Schwarm drüber!

Der Berliner Künstler Sven Sören Beyer eröffnete das Festival im norwegischen Bergen

  • Thomas Irmer
  • Lesedauer: 2 Min.

Zwei Dutzend Minihubschrauber mit LED-Leuchten schweben in Sternbildformation über der großen Bühne im pittoresk hügeligen Zentrum von Bergen. Diesem Spektakel eines aufregend eleganten Drohnen-Balletts schaut man gern zu, Verteidigungsminister hin oder her. Eine Stunde vor Mitternacht blaut der sommernordische Himmel und ein vielstimmiger Chor hebt das visuelle Großereignis mit auf- und absurrenden Philip-Glass-Phasen ins musikalisch Erhabene. »Murmuration« heißt die frei zugängliche Eröffnungsperformance von Sven Sören Beyer und seiner Multimedia-Tüftler-Truppe Phase 7.

Der vielleicht im Theater an den Volksbühnen-Aufstörer »Mur- melmurmel« von Herbert Fritsch erinnernde Titel entstammt der Biologie und bezeichnet das Schwarmverhalten von Vögeln, bei dem alle wie choreographiert ihre Flugrichtungen gemeinsam ändern. Es gibt allerdings keinen ausgemachten Führer, und gerade dieses Phänomen, die Schwarmintelligenz, beschäftigt seit einiger Zeit auch Künstler. Hypnose des Kollektivs, lautet die Frage, Augen und Ohren auf fürs staunende Publikum - Schwarm drüber, sozusagen.

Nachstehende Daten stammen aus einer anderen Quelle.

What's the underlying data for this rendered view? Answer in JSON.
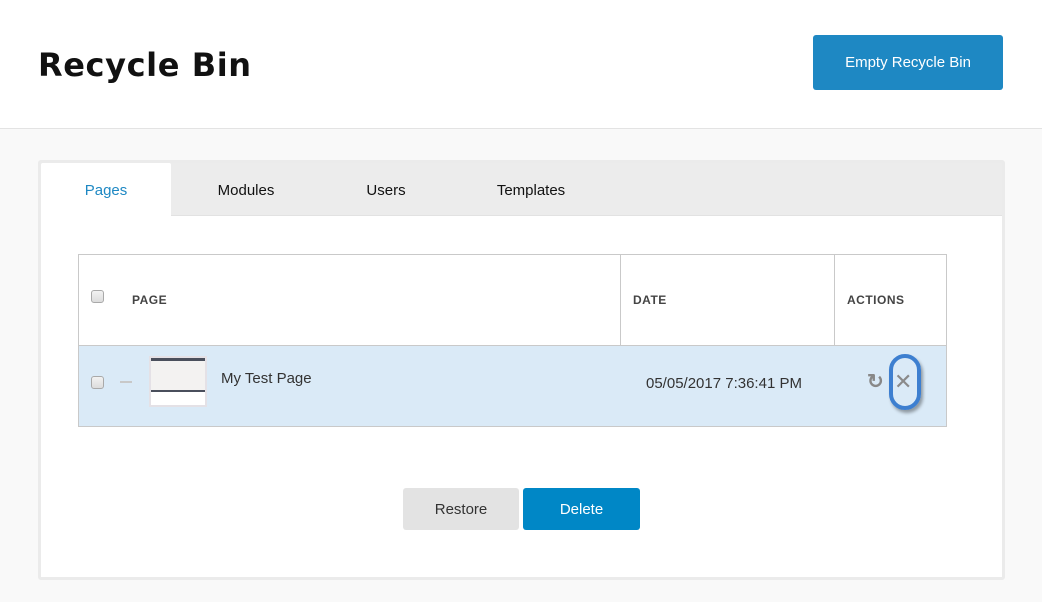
{
  "header": {
    "title": "Recycle Bin",
    "empty_button_label": "Empty Recycle Bin"
  },
  "tabs": [
    {
      "label": "Pages",
      "active": true
    },
    {
      "label": "Modules",
      "active": false
    },
    {
      "label": "Users",
      "active": false
    },
    {
      "label": "Templates",
      "active": false
    }
  ],
  "table": {
    "columns": [
      "PAGE",
      "DATE",
      "ACTIONS"
    ],
    "rows": [
      {
        "selected": false,
        "page": "My Test Page",
        "date": "05/05/2017 7:36:41 PM",
        "actions": [
          "restore-icon",
          "delete-icon"
        ]
      }
    ]
  },
  "icons": {
    "restore": "↻",
    "delete": "✕"
  },
  "footer_buttons": {
    "restore_label": "Restore",
    "delete_label": "Delete"
  },
  "colors": {
    "accent": "#1e88c3",
    "delete_button": "#0087c6",
    "row_highlight": "#daeaf7",
    "annotation_outline": "#3d7fd0"
  }
}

Der Berliner Sven Sören Beyer arbeitet seit vielen Jahren an der Verbindung von Musiktheater und Computerkunst und somit an der Bruchlinie, wie die Aufführung von Musik als szenische Darbietung in diesem Jahrhundert noch einmal spannend werden kann. Der Eröffnungsauftritt in Bergen, wo Beyer als Festivalgeheimtipp in etwa so gut bekannt ist wie im alle Novitäten stets aufmerksam kontrollierenden Berlin, dürfte die Frage nach Phase 7 als internationales Ereignis endgültig beantworten. Seine imposant ferngelenkten Mini-Hubschrauber und überwältigend dirigierten Chöre sind hier das Ereignis - und eine Überraschung, die in Bergen von allen mit Begeisterung aufgenommen wird. Spektakel hoch zwei, und Kunst außerdem. Der neue Intendant des seit Jahrzehnten beinahe so wie Salzburg renommierten Bergen-Festivals, Anders Beyer, hat Phase 7 nicht nur als Spektakel bestellt. Der Däne sieht die Musiktheater-Frickler mit ihrer Hightech-Bastelei praktisch als Zukunft der Performance-Kunst.

Auch »neither«, Sven Sören Beyers geniale Inszenierung der Beckett-Oper von Morton Feldman mit der norwegischen Sängerin Eir Inderhaug und einem vom deutschen Fraunhofer-Institut technisierten Überwältigungsorchester, gehört zum internationalen Durchbruch des Regie-Pioniers aus der Hauptstadt. Etwas kokett sagt Beyer, dass man in Hongkong schon größere Räder gedreht habe. Die Meisterprüfung folgt nun als Hubschrauber-Ballett im hellen Norden.